It is true that after Coltrane left the band Miles the tenor slot was a revolving door, with mixed results, until Wayne Shorter completed what became the Second Great Quintet. That said, the period from 1961-1964 still produced some fantastic recordings: _My Funny Valentine/Four & More_; _Someday My Prince Will Come_ (Coltrane has limited involvement), _Seven Steps to Heaven_; and even though Miles complained about Mobley's contributions on the _Blackhawk_ dates, those are still great sets, IMO.


----------



## gregorx (Jan 25, 2020)

From the guardian, a 1985 Richard Cook interview with Davis.

https://www.theguardian.com/music/2012/nov/06/miles-davis-interview-rocks-backpages

"And Bird played like that. Nobody wrote like that before. The first time they saw the music to Moose the Mooche - before that Stravinsky and Alban Berg was the hardest thing. Lucky Thompson was saying - what? What is - ? The notation! Everybody had to learn that.
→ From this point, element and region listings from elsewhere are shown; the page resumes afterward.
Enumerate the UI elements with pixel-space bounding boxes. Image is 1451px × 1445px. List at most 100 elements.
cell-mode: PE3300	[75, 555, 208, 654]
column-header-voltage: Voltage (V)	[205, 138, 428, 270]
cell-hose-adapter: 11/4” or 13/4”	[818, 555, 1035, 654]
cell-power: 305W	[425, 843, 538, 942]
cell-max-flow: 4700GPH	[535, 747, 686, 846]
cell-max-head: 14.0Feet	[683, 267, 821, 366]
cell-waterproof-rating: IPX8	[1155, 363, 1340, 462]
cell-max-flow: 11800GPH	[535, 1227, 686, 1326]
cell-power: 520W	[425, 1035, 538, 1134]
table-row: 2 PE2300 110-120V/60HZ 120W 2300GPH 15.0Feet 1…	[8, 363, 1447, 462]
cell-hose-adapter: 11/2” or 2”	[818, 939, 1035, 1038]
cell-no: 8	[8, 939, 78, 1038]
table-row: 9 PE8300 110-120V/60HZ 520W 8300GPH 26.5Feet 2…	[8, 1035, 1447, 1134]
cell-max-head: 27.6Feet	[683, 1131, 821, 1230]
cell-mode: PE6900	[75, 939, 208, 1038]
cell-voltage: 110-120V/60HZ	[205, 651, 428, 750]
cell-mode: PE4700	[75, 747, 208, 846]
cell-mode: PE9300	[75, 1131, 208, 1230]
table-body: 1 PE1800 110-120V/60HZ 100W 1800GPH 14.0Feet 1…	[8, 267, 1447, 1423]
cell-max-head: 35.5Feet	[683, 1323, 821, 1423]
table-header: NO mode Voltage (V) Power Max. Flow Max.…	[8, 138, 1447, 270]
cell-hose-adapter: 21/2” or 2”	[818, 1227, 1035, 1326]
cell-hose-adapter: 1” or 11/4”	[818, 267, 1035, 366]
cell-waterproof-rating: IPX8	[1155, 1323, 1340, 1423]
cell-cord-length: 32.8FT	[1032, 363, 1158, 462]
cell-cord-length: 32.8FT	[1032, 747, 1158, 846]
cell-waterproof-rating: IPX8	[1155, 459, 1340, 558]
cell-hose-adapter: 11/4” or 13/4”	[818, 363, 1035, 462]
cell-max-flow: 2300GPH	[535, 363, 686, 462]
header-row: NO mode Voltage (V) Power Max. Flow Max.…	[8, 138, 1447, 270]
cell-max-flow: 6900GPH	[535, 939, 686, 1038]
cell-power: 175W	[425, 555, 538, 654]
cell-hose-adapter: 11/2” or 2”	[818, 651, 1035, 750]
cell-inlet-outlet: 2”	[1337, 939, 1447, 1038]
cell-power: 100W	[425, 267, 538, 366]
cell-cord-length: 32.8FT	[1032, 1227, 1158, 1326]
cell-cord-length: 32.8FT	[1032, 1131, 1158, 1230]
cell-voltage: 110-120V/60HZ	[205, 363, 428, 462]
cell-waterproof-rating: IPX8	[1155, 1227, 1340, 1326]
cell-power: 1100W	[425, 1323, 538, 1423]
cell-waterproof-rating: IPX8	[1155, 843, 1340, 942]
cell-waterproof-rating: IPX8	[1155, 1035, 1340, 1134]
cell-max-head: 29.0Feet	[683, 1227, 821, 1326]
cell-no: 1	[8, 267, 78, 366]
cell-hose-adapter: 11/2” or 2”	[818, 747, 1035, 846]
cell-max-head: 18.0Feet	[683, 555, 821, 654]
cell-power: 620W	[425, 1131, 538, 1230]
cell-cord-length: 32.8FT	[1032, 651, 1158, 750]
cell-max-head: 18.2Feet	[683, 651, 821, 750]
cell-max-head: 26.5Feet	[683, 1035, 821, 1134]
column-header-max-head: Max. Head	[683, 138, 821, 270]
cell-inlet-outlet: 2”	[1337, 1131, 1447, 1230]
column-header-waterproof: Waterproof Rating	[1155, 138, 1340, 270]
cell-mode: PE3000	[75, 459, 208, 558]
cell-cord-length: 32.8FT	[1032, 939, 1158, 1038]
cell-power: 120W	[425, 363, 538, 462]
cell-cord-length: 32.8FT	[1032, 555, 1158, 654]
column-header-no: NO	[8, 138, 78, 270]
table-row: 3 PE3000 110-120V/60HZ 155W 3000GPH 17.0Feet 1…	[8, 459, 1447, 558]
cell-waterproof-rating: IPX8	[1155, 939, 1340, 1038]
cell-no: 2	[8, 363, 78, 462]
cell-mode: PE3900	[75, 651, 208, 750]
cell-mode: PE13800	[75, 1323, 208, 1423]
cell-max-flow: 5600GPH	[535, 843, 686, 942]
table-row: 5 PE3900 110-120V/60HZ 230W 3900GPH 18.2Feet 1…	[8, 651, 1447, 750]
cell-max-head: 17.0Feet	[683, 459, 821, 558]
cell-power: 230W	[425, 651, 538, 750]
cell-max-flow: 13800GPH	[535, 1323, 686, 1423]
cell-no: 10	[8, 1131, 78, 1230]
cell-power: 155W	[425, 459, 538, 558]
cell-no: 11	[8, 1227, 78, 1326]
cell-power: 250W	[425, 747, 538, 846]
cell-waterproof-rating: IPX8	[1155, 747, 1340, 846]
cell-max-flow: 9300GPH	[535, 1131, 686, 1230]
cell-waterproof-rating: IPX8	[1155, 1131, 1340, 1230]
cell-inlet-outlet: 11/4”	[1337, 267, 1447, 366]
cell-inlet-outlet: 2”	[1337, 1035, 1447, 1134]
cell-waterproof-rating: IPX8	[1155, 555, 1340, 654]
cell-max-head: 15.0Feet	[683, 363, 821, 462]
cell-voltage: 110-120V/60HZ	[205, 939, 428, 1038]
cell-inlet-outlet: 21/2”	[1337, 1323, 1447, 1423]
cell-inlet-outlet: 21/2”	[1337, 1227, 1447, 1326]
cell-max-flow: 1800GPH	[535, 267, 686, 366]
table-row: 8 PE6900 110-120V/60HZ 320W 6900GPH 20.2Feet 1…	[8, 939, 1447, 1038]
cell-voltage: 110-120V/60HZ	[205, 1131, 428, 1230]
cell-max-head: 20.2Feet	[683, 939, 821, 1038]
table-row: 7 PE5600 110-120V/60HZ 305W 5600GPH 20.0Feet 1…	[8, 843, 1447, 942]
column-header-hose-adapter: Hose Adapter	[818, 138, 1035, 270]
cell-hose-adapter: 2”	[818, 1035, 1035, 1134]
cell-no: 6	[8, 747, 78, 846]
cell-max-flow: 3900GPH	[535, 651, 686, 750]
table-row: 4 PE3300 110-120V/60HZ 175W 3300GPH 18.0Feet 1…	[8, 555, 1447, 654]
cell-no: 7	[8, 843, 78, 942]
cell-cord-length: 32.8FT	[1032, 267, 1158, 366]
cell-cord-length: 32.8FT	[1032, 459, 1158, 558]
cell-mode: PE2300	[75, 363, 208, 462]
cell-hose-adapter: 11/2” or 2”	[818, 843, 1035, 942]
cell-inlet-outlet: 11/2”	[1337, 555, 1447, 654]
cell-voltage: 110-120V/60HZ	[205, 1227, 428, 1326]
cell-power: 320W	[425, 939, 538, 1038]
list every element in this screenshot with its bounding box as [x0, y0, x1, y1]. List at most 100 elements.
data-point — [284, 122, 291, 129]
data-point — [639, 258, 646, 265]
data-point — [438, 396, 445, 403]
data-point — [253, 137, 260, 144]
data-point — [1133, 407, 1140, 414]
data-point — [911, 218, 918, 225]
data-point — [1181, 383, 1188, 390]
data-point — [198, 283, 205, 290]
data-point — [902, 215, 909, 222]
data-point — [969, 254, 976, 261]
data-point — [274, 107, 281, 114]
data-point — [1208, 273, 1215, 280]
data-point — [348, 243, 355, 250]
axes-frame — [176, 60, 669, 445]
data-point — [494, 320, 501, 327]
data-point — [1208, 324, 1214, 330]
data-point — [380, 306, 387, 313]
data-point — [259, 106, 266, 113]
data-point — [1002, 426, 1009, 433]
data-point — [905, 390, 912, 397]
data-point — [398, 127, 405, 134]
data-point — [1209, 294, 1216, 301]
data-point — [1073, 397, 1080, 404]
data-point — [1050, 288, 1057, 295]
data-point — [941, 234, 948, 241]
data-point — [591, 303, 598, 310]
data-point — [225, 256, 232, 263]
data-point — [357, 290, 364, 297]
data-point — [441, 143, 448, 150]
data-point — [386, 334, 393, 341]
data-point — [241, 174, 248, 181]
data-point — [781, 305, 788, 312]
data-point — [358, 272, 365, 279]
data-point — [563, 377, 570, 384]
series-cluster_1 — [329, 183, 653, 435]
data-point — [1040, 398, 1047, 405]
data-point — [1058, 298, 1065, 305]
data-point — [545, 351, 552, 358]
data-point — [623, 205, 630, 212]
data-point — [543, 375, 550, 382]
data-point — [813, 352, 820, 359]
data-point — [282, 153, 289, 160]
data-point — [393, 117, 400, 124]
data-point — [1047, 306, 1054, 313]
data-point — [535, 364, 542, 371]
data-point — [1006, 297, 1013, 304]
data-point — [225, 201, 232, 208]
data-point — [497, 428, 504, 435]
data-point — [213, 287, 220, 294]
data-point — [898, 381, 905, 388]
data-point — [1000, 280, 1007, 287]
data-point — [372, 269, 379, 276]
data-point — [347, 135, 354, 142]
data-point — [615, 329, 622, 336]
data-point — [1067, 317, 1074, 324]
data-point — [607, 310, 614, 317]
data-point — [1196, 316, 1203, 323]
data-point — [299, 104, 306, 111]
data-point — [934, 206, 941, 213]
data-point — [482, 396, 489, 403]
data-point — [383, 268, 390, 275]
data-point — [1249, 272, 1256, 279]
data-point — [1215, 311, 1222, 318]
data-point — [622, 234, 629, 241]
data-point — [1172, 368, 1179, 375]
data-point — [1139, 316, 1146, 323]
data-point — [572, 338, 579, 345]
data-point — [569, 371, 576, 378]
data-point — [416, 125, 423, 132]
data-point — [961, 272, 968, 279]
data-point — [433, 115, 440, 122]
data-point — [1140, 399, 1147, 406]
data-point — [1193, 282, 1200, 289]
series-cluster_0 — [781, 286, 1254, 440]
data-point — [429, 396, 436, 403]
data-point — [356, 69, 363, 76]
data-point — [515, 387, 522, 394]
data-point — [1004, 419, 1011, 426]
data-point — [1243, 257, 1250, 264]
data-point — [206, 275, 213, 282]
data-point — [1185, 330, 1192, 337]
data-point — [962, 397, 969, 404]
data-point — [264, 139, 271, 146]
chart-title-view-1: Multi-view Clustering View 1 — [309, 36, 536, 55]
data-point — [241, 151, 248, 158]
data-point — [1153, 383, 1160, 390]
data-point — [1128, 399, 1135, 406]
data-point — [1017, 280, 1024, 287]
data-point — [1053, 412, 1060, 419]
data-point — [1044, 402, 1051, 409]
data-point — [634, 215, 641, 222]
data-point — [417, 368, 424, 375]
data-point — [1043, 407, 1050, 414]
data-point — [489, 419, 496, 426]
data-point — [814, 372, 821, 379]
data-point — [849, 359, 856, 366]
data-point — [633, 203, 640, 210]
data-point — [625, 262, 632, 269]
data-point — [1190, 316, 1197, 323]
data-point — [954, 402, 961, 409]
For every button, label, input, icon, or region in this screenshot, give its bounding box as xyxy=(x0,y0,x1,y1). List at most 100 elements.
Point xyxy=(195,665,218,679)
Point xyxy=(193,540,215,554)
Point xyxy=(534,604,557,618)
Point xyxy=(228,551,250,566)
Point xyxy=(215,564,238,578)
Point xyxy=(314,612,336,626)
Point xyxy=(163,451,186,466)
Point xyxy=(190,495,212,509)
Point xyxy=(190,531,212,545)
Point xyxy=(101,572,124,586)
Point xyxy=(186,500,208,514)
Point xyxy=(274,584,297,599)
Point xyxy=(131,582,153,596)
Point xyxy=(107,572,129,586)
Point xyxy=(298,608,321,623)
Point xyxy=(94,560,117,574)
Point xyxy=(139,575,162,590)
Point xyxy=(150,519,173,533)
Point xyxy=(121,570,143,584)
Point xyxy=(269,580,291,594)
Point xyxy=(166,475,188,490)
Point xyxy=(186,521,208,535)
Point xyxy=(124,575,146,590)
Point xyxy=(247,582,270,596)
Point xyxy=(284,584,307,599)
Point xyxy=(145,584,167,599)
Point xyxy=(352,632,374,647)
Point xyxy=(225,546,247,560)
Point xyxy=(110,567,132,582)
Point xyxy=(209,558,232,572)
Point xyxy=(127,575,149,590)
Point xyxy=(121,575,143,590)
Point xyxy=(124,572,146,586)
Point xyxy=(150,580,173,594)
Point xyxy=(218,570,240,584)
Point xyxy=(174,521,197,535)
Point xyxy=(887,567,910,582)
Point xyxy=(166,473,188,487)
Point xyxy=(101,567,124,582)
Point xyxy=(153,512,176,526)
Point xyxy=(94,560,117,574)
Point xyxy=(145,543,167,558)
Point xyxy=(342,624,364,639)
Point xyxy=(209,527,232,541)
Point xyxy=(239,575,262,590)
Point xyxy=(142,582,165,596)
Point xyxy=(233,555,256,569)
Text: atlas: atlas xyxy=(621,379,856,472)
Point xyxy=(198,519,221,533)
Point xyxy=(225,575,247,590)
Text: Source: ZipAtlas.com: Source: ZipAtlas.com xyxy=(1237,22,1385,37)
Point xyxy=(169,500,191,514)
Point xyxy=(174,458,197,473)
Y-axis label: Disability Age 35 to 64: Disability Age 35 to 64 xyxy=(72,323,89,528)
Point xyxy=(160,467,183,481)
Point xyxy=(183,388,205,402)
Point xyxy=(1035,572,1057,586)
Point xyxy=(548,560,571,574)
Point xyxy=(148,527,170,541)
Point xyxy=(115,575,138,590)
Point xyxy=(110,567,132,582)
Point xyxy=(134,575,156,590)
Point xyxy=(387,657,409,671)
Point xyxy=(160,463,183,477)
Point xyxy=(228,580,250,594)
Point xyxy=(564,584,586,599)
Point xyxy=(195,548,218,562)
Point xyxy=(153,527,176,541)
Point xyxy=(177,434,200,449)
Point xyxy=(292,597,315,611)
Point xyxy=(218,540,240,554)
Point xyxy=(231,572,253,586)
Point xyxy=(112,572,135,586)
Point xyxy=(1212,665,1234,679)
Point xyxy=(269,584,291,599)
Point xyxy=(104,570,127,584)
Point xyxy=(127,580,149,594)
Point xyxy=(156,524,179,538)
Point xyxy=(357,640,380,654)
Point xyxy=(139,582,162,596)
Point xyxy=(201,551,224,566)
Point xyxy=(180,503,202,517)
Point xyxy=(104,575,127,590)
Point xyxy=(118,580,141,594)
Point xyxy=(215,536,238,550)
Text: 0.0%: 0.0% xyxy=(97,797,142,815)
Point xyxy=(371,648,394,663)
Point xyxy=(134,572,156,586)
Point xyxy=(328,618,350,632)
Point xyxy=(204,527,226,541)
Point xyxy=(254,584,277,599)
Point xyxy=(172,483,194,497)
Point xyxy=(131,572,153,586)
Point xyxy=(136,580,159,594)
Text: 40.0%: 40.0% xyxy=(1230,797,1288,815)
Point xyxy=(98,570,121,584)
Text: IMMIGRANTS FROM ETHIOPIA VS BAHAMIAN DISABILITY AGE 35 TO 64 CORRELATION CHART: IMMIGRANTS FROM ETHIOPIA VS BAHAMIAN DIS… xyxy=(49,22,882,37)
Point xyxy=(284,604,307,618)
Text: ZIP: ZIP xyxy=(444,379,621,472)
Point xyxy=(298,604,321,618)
"That was one style. Sonny and I used to play that style. Now Sonny's the only one playing it, only one who could. And me.

"Coltrane could do it. He started with a style imitating Eddie Lockjaw Davis. But he was something else. People don't know it but it took him a long time. I was going with a girl who was an antique dealer in France. She gave this soprano sax to me and I gave it to Coltrane. I gave that thing to Trane, man, and it's probably still in his hand. He probably died with it in his mouth! He never did take that thing out of his mouth.

"Then I gave him some progressions. I said, Sonny - I mean, Trane. I had them both in the band but I have no tapes of that band, ****. We had this thing by Khatchaturian - you know Rachmaninoff's modulations and stuff like that, three or four keys? I gave him a tone centre of E natural and said, you can play F, G minor, E minor triad, C triad, all these chords … and he'd play all of them. In two bars. In that order, and then in a different order.

"I gave him all these little things, like - play this for me, Trane. And it'd sound like - blablablablublurp.... that's the way it sounds, if you play without stopping you sound like Coltrane. But you have to be doing something. It has to fit the chord, the day, the weather and everything."


----------



## Captainnumber36 (Jan 19, 2017)

deleted post......


----------



## Jay (Jul 21, 2014)




----------



## Captainnumber36 (Jan 19, 2017)

In A Silent Way is truly my favorite of the fusion days.


----------



## NoCoPilot (Nov 9, 2020)

starthrower said:


> Jack Johnson features two side long jams. A big favorite of rock fans.


Sort of. The release of "The Complete Sessions" reveals how much of the structure of JJ was created by Teo Macero with his razor blade. What we think of as JJ was as much Teo's doing as Miles'.


----------



## starthrower (Dec 11, 2010)

Yes, it's pretty well known that Macero did numerous edits to produce the final product.


----------



## Eva Yojimbo (Jan 30, 2016)

With the exception of his post-retirement albums I also love almost every Miles period: first quintet, second quintet, the collaborations with Gil Evans, the electric/fusion era.... it's all phenomenal. I'm perhaps most fond of the fusion era given my roots in rock, but even with that my favorite is probably the proto-ambient In a Silent Way rather than the more rocking Bitches Brew or Jack Johnson (I love both of those as well, but I'm picking favorites among favorites). Still, Round About Midnight, Miles Smiles, Sketches of Spain, Kind of Blue... all essential. Miles is probably on my Mt. Rushmore of music artists.


----------